日中の雌阿寒岳山頂は視程1km未満の濃い霧に覆われ、体感気温は氷点下近くに留まる。午前中は弱い霧雨、午後は霧雨が続き、夕方からは弱い雨へと移行する見込み。山頂付近は湿度97%と高く、風速は比較的穏やかだが、濡れることで体温が急速に奪われるため、低体温症のリスクが非常に高い。

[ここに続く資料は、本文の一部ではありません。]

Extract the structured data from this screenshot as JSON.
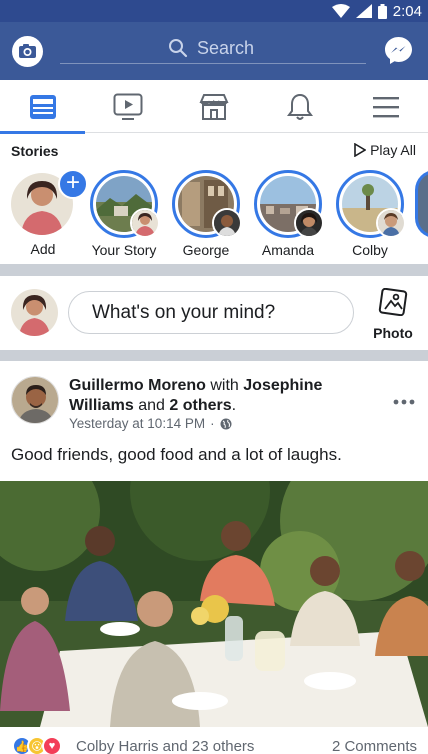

特に火口湖(赤沼・青沼)や噴気孔群周辺では、視程不良の中で風向きが変化した場合、硫黄ガスが滞留しやすくなる。ガスの濃度によっては急性中毒の危険性があるため、常に風向きを意識し、異変を感じたら直ちに引き返す判断が必要だ。オンネトーコースのような一般的なルートでも、雨でザレ場が泥濘化し、滑落のリスクが増す。防水性の高いトレッキングシューズと、防水透湿性のアウター上下は必須。フリースや薄手ダウンなど複数の保温着を携行し、行動中もレイヤリングで体温を調整すること。

午後から夕方にかけて降水確率が上がり、夜間は風速が最大20m/sを超える突風となる予報。日没後の行動は厳に避けるべきだ。今日の行動は、視界不良と低体温症、火山ガスリスクを十分に認識し、常に慎重な判断を心がけなければならない。